I chose aircraft 05 from HMM-261 as my subject and applied the markings accordingly. This model also has one of the most complete sets of stencils I've seen in this scale and I worked my way through many of them before my eyes crossed. In the interest of getting this model completed, I skipped the smallest stencils. Most of the decals set well with Microscale MicroSol, but a few of the more challenging surfaces required the Solvaset to get the decal to conform smoothly. I applied another coat of Future to protect the decals.

Next I applied a wash of Burnt Umber oils in Mineral Spirits to the panel lines. The brown brings out the panels without being as stark as black. I did use the black oil wash on the grilles. Over all of this I applied a flat coat using Gunze Sangyo clear flat, which works magnificently. I set all of this aside to dry.


Now it was time to remove the window masking. I used my burnishing tool to scrape off the foil as it won't scratch the clear plastic. Once that Bare Metal Foil adhesive bonds to a surface, it doesn't want to come up again. I was momentarily aghast at the glue residue remaining on all of the windows and began pondering another adult beverage. Then I remembered the secret weapon! Goo Gone! This stuff is available at any hardware store and removes sticker residue from virtually any surface without harming the finish. I dabbed a little onto a Q-Tip and proceeded to clean the windows effortlessly.
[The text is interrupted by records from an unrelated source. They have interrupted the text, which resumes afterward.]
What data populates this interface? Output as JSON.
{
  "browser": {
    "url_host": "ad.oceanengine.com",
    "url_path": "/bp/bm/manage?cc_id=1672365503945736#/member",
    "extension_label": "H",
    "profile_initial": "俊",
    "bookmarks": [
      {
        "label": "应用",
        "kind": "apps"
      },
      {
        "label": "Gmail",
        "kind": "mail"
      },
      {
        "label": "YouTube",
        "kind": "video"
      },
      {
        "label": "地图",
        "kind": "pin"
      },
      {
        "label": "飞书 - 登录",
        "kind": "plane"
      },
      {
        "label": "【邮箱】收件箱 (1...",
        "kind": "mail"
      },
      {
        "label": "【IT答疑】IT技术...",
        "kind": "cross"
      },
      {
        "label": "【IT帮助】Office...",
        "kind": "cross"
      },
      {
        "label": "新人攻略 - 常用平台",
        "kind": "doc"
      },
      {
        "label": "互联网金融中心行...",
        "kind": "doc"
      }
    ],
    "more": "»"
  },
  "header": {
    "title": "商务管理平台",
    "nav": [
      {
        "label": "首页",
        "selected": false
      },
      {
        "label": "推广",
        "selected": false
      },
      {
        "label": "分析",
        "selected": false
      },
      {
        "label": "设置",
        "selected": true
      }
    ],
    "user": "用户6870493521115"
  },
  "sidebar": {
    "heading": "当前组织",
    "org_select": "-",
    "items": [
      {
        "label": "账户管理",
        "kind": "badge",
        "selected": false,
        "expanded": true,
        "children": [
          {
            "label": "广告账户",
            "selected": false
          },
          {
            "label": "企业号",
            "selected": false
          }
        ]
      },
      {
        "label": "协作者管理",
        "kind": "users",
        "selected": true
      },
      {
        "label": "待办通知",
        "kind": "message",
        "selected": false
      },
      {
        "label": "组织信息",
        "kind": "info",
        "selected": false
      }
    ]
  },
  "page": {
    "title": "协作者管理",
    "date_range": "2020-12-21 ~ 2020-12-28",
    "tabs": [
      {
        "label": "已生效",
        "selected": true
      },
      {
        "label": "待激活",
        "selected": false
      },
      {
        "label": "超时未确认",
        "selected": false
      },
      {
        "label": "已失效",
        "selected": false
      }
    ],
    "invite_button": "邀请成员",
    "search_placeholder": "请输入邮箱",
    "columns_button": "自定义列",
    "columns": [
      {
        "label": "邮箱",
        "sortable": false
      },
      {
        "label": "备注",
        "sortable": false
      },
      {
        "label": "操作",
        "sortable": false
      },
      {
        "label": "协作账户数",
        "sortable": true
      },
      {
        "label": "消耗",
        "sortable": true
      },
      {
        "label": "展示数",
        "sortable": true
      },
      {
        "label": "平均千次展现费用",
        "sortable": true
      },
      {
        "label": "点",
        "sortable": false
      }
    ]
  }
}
The stuff works as advertised and did not harm either acrylic nor enamel paints.

Finishing Up


Step 13 (Continued): It is time to install the IR countermeasures devices and engine armor plating. It turns out that more holes needed to be opened around the engine for the armor plate, but the holes that were opened were useful to properly place the plates H33/H36. If the other holes had been opened, the plates might have had a firmer footing on the model as the locating pins on the plates are short. The engine intake screens were also added after being treated with black oils to bring out the screen details.

Step 14: Now we install the landing gear (though I've had the struts installed for a while now to keep the model's finish off the surface of the workbench). The remaining antennae and rotating beacons are also installed in this step.

Step 15: Now for the final touches, installation of the cargo ramp and door in the configuration of your choice, crew entry door, rescue winch and cockpit protective armor. We're finished!



Straight out of the box, this kit is an easy build and it is the best fitting model Academy/MRC has produced to date. Other than the few points of order in the instructions noted above, everything about this kit is great. The only nit I can pick are the ejector pin marks that are visible on the bottom of the cargo compartment seats and on the rear areas of the cargo comparment walls. These can be dealt with easily enough if you're going to have the rear ramp and door down as I did, or ignore altogether if you CH-46 will be 'buttoned up'.


I've heard a few of my colleagues thinking about backdating this kit to other versions of the CH-46/KV-107 - don't bother. The kit's rotor blades and rotor hubs are not correct for the early versions and besides, Academy/MRC already has plans to release a number of versions in the coming months with the correct parts and markings. Besides, you'll definitely want one of these desert warriors on your shelf! The green and gray camo on some of these aircraft would also be quite interesting, but we'll have to wait for some aftermarket decals to broaden our options.

This kit is highly recommended!

My sincere thanks to MRC for this review sample!